Some key observations:

  • Currently, propane fueled medium- and heavy-duty vehicles provide a lower carbon footprint solution in 38 U.S. states and the district when compared to medium- and heavy-duty EVs that are charged using the electrical grid.
  • Currently, renewable propane-fueled vehicles provide a lower carbon footprint solution in all 50 U.S. states except Vermont when compared to medium-duty EVs that are charged using the electrical grid.
  • Currently, vehicles with a fuel blend of propane and renewable DME (80 percent-20 percent by mass) can enable a lower carbon footprint solution in every state except Vermont when compared to medium-duty EVs that are charged using the electrical grid.
  • Currently, vehicles with a fuel blend of renewable propane and renewable DME (80 percent-20 percent by mass) can enable a lower carbon footprint solution in all 50 states when compared to medium-duty EVs that are charged using the electrical grid.
  • Finally, even in an ideal scenario of a decarbonized grid with 95 percent carbon intensity reduction and with Lithium-ion batteries manufactured with zero-carbon energy sources (61 kgCO2eq/kWh) and lasting for a million miles (5,000 cycles), vehicles fueled with a blend of renewable propane and renewable DME enable a lower carbon footprint solution in all 50 states compared to medium-duty EVs.

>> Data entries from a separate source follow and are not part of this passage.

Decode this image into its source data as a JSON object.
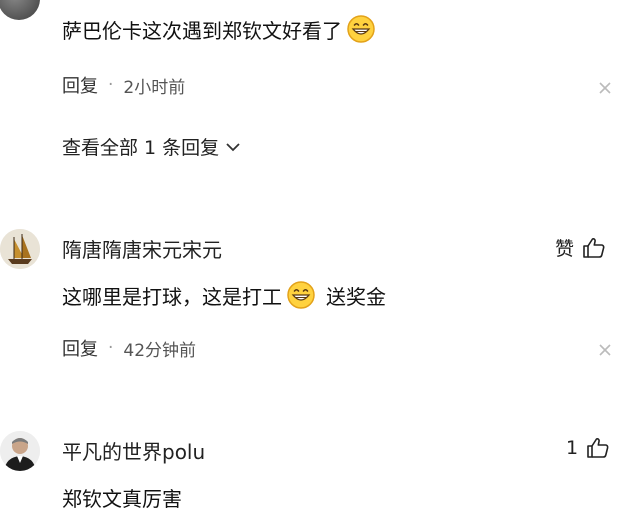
{
  "comments": [
    {
      "text": "萨巴伦卡这次遇到郑钦文好看了",
      "emoji": "grinning-face-icon",
      "reply_label": "回复",
      "time": "2小时前",
      "view_all": "查看全部 1 条回复"
    },
    {
      "user": "隋唐隋唐宋元宋元",
      "like_label": "赞",
      "text_before": "这哪里是打球，这是打工",
      "emoji": "grinning-face-icon",
      "text_after": "送奖金",
      "reply_label": "回复",
      "time": "42分钟前"
    },
    {
      "user": "平凡的世界polu",
      "like_count": "1",
      "text": "郑钦文真厉害"
    }
  ],
  "colors": {
    "text": "#111111",
    "meta": "#555555",
    "close": "#bbbbbb"
  }
}
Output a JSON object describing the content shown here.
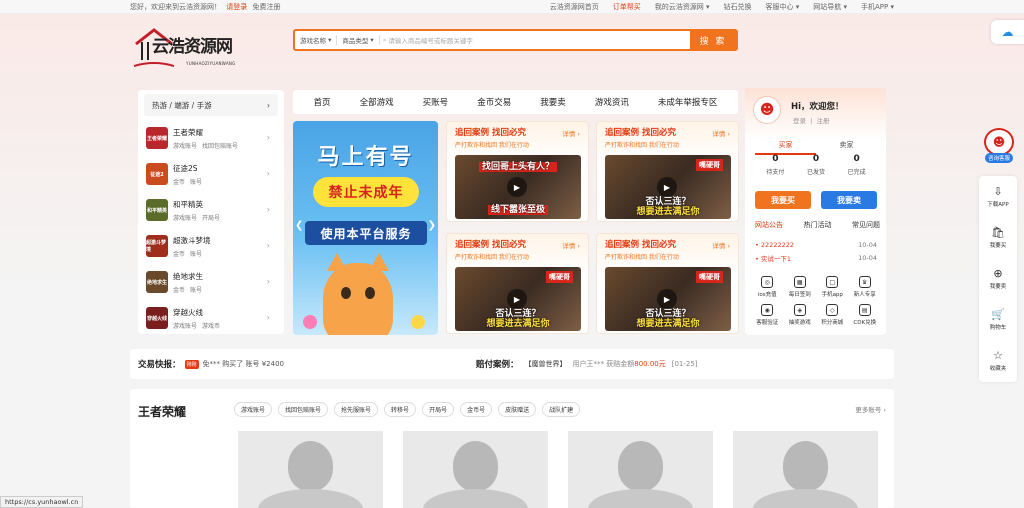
{
  "topbar": {
    "welcome": "您好，欢迎来到云浩资源网！",
    "login": "请登录",
    "register": "免费注册",
    "links": [
      "云浩资源网首页",
      "订单帮买",
      "我的云浩资源网 ▾",
      "钻石兑换",
      "客服中心 ▾",
      "网站导航 ▾",
      "手机APP ▾"
    ]
  },
  "logo": {
    "text": "云浩资源网",
    "sub": "YUNHAOZIYUANWANG"
  },
  "search": {
    "game_select": "游戏名称",
    "type_select": "商品类型",
    "placeholder": "请输入商品编号或标题关键字",
    "button": "搜 索"
  },
  "sidebar": {
    "header": "热游 / 端游 / 手游",
    "items": [
      {
        "name": "王者荣耀",
        "tags": [
          "游戏账号",
          "找回包赔账号"
        ],
        "color": "#b8282a",
        "icon_text": "王者荣耀"
      },
      {
        "name": "征途2S",
        "tags": [
          "金币",
          "账号"
        ],
        "color": "#c94b1e",
        "icon_text": "征途2"
      },
      {
        "name": "和平精英",
        "tags": [
          "游戏账号",
          "开局号"
        ],
        "color": "#5a6b2a",
        "icon_text": "和平精英"
      },
      {
        "name": "超激斗梦境",
        "tags": [
          "金币",
          "账号"
        ],
        "color": "#9e2d1c",
        "icon_text": "超激斗梦境"
      },
      {
        "name": "绝地求生",
        "tags": [
          "金币",
          "账号"
        ],
        "color": "#6a4a2a",
        "icon_text": "绝地求生"
      },
      {
        "name": "穿越火线",
        "tags": [
          "游戏账号",
          "游戏币"
        ],
        "color": "#7a1e1e",
        "icon_text": "穿越火线"
      }
    ]
  },
  "nav": [
    "首页",
    "全部游戏",
    "买账号",
    "金币交易",
    "我要卖",
    "游戏资讯",
    "未成年举报专区"
  ],
  "banner": {
    "line1": "马上有号",
    "line2": "禁止未成年",
    "line3": "使用本平台服务"
  },
  "cases": [
    {
      "title": "追回案例 找回必究",
      "more": "详情 ›",
      "sub": "严打欺诈和找回  我们在行动",
      "cap1": "找回哥上头有人？",
      "cap2": "线下嚣张至极",
      "tag": ""
    },
    {
      "title": "追回案例 找回必究",
      "more": "详情 ›",
      "sub": "严打欺诈和找回  我们在行动",
      "cap1": "",
      "cap2": "想要进去满足你",
      "tag": "嘴硬哥",
      "mid": "否认三连？"
    },
    {
      "title": "追回案例 找回必究",
      "more": "详情 ›",
      "sub": "严打欺诈和找回  我们在行动",
      "cap1": "",
      "cap2": "想要进去满足你",
      "tag": "嘴硬哥",
      "mid": "否认三连？"
    },
    {
      "title": "追回案例 找回必究",
      "more": "详情 ›",
      "sub": "严打欺诈和找回  我们在行动",
      "cap1": "",
      "cap2": "想要进去满足你",
      "tag": "嘴硬哥",
      "mid": "否认三连？"
    }
  ],
  "user": {
    "greeting": "Hi，欢迎您！",
    "login": "登录",
    "register": "注册",
    "tabs": [
      "买家",
      "卖家"
    ],
    "stats": [
      {
        "n": "0",
        "l": "待支付"
      },
      {
        "n": "0",
        "l": "已发货"
      },
      {
        "n": "0",
        "l": "已完成"
      }
    ],
    "buy_btn": "我要买",
    "sell_btn": "我要卖",
    "notice_tabs": [
      "网站公告",
      "热门活动",
      "常见问题"
    ],
    "notices": [
      {
        "t": "22222222",
        "d": "10-04"
      },
      {
        "t": "实试一下1",
        "d": "10-04"
      }
    ],
    "grid": [
      "ios充值",
      "每日签到",
      "手机app",
      "新人专享",
      "客服验证",
      "抽奖游戏",
      "积分商城",
      "CDK兑换"
    ],
    "grid_icons": [
      "◎",
      "▦",
      "□",
      "♛",
      "◉",
      "◈",
      "◇",
      "▤"
    ]
  },
  "ticker": {
    "label": "交易快报：",
    "badge": "刚刚",
    "text": "免*** 购买了 账号 ¥2400",
    "compensation_label": "赔付案例：",
    "comp_game": "【魔兽世界】",
    "comp_user": "用户王*** 获赔金额",
    "comp_amount": "800.00元",
    "comp_date": "[01-25]"
  },
  "section": {
    "title": "王者荣耀",
    "chips": [
      "游戏账号",
      "找回包赔账号",
      "抢先服账号",
      "转移号",
      "开局号",
      "金币号",
      "皮肤赠送",
      "战队扩建"
    ],
    "more": "更多账号 ›"
  },
  "rail": {
    "items": [
      {
        "icon": "⇩",
        "label": "下载APP"
      },
      {
        "icon": "🛍",
        "label": "我要买"
      },
      {
        "icon": "⊕",
        "label": "我要卖"
      },
      {
        "icon": "🛒",
        "label": "购物车"
      },
      {
        "icon": "☆",
        "label": "收藏夹"
      }
    ]
  },
  "mascot_label": "咨询客服",
  "status_url": "https://cs.yunhaowl.cn",
  "colors": {
    "accent": "#f0731f",
    "red": "#e4380f",
    "blue": "#2a7ae4"
  }
}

It is noted here that the current supply of renewable fuels does not meet the fuel demand. However, the Western Propane Gas Association is targeting a 100 percent replacement of conventional propane with renewable propane by the year 2030 in California, while the entire U.S. propane industry is targeting at least a 50 percent replacement of conventional propane with renewable propane by 2050. In addition, investments into renewable diesel facilities by companies such as Marathon Petroleum and Phillips 66 should help address the fuel supply issue as renewable propane is a byproduct of renewable diesel and sustainable aviation fuel (~5-10 percent of off-gas is renewable propane).

Furthermore, recent advancements in carbon capture technology and tapping captured CO2 from power plants (plus industrial facilities and marine sector) for synthetic DME production are also very encouraging.